Es por ello que, como organizaciones sociales, es necesario seguir trabajando para poder tener una cumbre de sistemas alimentarios donde se incorpore al campesinado, ya que somos los responsables de mas de 80% de los alimentos que consume la humanidad. También es necesario que como sociedad en general no permitamos la criminalización de las luchas que se hacen desde el campo por mantener los sistemas de producción de alimentos campesinos. Es fundamental seguir trabajando por la construcción de nuestra agroecología con un enfoque territorial y, sobre todo, una agricultura desde la autodeterminación de los pueblos.
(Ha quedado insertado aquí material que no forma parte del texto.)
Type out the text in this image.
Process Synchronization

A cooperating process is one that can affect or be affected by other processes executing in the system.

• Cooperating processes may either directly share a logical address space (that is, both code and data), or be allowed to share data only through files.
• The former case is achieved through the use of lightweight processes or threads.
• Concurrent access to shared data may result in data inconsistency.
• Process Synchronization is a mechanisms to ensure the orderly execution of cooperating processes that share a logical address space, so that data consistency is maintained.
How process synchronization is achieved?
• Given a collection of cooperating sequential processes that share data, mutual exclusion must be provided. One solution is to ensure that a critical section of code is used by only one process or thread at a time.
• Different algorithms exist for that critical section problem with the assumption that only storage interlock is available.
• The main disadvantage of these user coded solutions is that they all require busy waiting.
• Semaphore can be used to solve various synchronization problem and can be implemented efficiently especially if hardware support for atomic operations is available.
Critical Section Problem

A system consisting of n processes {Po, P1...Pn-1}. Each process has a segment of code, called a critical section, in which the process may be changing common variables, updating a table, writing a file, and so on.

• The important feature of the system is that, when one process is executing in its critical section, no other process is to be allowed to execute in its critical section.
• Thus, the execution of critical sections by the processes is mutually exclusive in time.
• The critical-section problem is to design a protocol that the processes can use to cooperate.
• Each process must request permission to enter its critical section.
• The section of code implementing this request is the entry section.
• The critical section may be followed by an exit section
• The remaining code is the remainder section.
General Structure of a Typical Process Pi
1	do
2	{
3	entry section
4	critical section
Con la situación expuesta desde la problemática territorial hasta el panorama y debate en el marco de la ONU, se considera de vital importancia que los trabajadores de la ciudad, las comunidades afro, campesinos y campesinas, pescadores, pueblos indígenas, comunidades LGTBI, agricultores familiares, pescadores tradicionales, pueblos sin tierra, trabajadores rurales, migrantes, pastores, comunidades forestales, mujeres, niños, juventud, consumidores, movimientos ecologistas y urbanos, emprendamos acciones en todos los escenarios para que sea reconocida y materializada la agroecología con base campesina, la soberanía alimentaria y la Declaración de los Derechos Campesinos. Es importante expresar, a la vez, la necesidad de que reconozcamos que la soberanía alimentaria es algo que se tiene que reclamar como sociedad en general. Los y las protagonistas de la construcción de un sistema alimentario que favorezca a los más desprotegidos, acabe con el hambre y enfríe el planeta, son la población trabajadora y no las grandes corporaciones. Por este montón de razones seguimos diciendo que:

¡Es hora de la soberanía alimentaria!